Album Cover Locations Vol.6 – All the Way to Reno

All the Way to Reno

Okay, so admittedly you can’t see much of Reno itself on this album cover. It could just as easily be some overhead lights in the R.E.M. studio, but that aside this is a great song that that comes from the band’s twelfth studio album, Reveal, released in 2001.

Reno itself, a city in Nevada, US, is a fascinating city in its own right, something the band tried to put across with their lyrics “You’ve dusted the non believers, and challenge the laws of chance” alongside “You’ve written your own directions, and whistled the rules of change”, for you see Reno, the second largest city in Nevada (falling into second place only to Las Vegas), was a hotspot for people visiting to divorce one another back in the 1930s, 40s, 50s, and even the early 1960s, due to the law on divorce in Reno and some of the surrounding Nevada area being opened up more liberally for anybody across the US to take advantage of.

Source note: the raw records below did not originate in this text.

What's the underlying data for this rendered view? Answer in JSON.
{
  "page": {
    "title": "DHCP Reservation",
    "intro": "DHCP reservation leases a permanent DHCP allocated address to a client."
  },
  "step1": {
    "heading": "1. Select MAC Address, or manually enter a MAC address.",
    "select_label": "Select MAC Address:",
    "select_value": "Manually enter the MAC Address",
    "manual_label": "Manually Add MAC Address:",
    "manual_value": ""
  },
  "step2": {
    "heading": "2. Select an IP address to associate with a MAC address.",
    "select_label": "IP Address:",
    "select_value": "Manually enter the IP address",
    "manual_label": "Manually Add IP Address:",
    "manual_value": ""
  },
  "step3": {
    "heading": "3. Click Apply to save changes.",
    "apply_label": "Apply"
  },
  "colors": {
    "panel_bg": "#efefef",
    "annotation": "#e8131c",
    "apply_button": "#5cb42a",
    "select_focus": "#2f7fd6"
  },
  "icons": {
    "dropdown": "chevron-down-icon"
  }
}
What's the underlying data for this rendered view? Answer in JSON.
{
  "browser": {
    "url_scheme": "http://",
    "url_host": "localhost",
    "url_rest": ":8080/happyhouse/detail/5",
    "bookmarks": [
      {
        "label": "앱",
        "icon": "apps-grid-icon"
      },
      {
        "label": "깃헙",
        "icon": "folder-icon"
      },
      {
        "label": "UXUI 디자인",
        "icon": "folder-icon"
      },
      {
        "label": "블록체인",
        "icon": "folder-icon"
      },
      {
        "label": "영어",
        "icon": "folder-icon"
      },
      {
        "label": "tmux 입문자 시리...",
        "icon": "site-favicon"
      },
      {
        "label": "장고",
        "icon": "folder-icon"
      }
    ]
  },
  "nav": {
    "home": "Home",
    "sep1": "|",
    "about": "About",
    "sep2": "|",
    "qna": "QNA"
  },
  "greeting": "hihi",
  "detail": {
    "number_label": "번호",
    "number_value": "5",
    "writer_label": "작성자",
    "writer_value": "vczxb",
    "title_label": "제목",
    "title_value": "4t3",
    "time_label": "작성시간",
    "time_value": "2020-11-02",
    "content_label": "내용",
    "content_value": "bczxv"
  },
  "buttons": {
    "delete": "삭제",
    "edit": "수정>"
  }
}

In this respect, the title of the R.E.M. song ‘All the Way to Reno’ is a reference to something that would have been said at the time, either among couples looking to divorce or discrete solicitors looking after their clients best interests, with regards to their divorce options, as the majority of other cities and states across the land weren’t so quick to hand out divorces to all who asked.

Reno, and the popularity of it’s quick in-and-out liberal divorce laws, made its way into popular culture a long time before Michael Stipe and co decided to sing about it in 2001. It is often quoted that Ernie Pyle once wrote that “All the people you saw on the streets in Reno were obviously there to get divorces”, and the novelist Ayn Rand, most famous for her novel Atlas Shrugged, wrote in The Fountainhead way back in 1943 (being spoken by the female character within the book)  “I am going to Reno”, using the phrase to infer she was going to divorce her husband.

Appearing in more recent popular culture, any of you who watch Mad Men may remember Betty Draper being accompanied by her soon-to-be new husband Henry all the way from New York to Reno at the start of the 1960s (and the end of season three, in terms of the show) to settle up and finalise her divorce from Don, so she and Henry could marry sooner.

Unfortunately for Reno, though luckily for all the hate-filled couples across the US, the boom of the divorce business in Reno eventually quieted down as more and more states across the country started to follow the same liberal views and offer divorces as quick and easily as Reno once did.

That aside, as the lyrics state, back then former couples were writing their own directions, and whistling the rules of change, rules which, eventually, cemented their place across the rest of the country.